A questão da rastreabilidade na cadeia da carne bovina no Brasil tem recebido muitos comentários na imprensa, mas como de praxe, pouca atenção objetiva por parte do governo e principalmente pelos maiores interessados, isto é, os componentes da própria cadeia.

Um dos argumentos usados é que o sistema de rastreamento implantado (ou em implantação) nos países da Comunidade Européia, e portanto, que será exigido para controle da importação de carne bovina não é adequado para o Brasil, pois a extensão territorial e os sistemas de produção são muito diferentes. Não cabe discutir aqui a validade da argumentação em si, mas o que foi feito para estabelecer um sistema de rastreamento adequado às condições brasileiras e que poderia ser aceito, após entendimentos comerciais com nossos atuais e potenciais clientes. Na prática quase nada foi feito.

Como dar tão pouca atenção a uma exigência que será sem dúvida a mais importante em termos de credibilidade de qualquer cadeia produtiva? O que de fato tem contribuido para esse descaso. Seria a aversão em seguir normas ou regras? Seria o medo dos produtores ou de suas associações em ficarem vulneráveis a controles fiscais, sanitários e de uso de produtos não permitidos ou com exigência de carência mínima?

Ontem pelo rádio e hoje pela imprensa escrita tivemos conhecimento da notícia: pecuaristas pedirão a Pratini o rastreamento do rebanho. Notícia muito boa e ao mesmo tempo um pouco desencorajodara, pois o que está sendo pedido é o desengavetamento do projeto de rastreamento do rebanho brasileiro.
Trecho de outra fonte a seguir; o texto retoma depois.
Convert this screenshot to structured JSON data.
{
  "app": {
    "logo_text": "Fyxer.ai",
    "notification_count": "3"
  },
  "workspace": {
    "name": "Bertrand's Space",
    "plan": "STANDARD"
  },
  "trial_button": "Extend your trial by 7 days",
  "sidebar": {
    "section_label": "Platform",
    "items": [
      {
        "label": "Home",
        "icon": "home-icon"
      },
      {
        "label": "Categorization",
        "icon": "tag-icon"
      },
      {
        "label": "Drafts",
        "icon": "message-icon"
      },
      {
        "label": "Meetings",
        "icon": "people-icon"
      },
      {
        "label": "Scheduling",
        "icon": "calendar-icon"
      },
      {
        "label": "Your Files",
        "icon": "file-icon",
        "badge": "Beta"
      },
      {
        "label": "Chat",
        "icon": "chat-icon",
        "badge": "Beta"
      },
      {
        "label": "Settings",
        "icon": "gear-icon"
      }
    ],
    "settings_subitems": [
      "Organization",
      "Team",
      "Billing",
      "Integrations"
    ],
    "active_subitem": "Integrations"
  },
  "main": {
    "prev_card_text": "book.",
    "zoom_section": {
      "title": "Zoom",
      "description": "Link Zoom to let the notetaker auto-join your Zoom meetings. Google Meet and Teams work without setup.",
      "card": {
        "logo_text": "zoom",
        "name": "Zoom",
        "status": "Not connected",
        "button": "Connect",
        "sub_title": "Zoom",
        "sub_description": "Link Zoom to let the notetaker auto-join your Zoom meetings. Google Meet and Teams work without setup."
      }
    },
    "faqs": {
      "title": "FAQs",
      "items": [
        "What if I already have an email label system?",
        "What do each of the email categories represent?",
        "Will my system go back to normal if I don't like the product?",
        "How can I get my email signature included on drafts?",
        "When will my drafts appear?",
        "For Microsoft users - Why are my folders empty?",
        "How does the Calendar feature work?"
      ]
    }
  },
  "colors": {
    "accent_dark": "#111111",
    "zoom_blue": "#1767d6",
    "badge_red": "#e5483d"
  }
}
Pois é, existe um projeto apresentado pelo Governo em junho de 1998 que ao invés de estar sendo analisado, adaptado, discutido com todos os setores interessados, principalmente com os clientes da cadeia, tanto nacionais como internacionais, está simplesmente engavetado.

Quais seriam as razões desse engavetamento? Pressões de componentes da cadeia que teriam seus interesses de curto prazo prejudicados como mencionado anteriormente? Falta de conhecimento da importância do rastreamento, ou simplesmente descaso e falta de responsabilidade tanto de autoridades governamentais como da maioria dos componentes da cadeia da carne bovina?

Em tempos de BSE e de outras doenças que podem denegrir a imagem da carne bovina, o conhecimento da origem está altamente correlacionado com a confiança dos consumidores em não excluí-la do cardápio.

Rastreamento e rastreabildade não devem ser consideradas apenas palavras da moda, mas sim estado de espírito de todos aqueles envolvidos na produção de carne bovina. O estabelecimento e principalmente o cumprimento de um sistema de rastreamento deve ser prioridade número um da cadeia da carne bovina. Não devemos, por falta de atendimento de normas e regras que estão sendo cada vez mais exigidas pelos consumidores, ficar sujeitos tanto a barreiras não alfandegárias e possíveis retaliações do mercado internacional, como a campanhas contra a carne bovina no mercado local. Não devemos permitir que o leite seja derramado, pois aí seria tarde demais.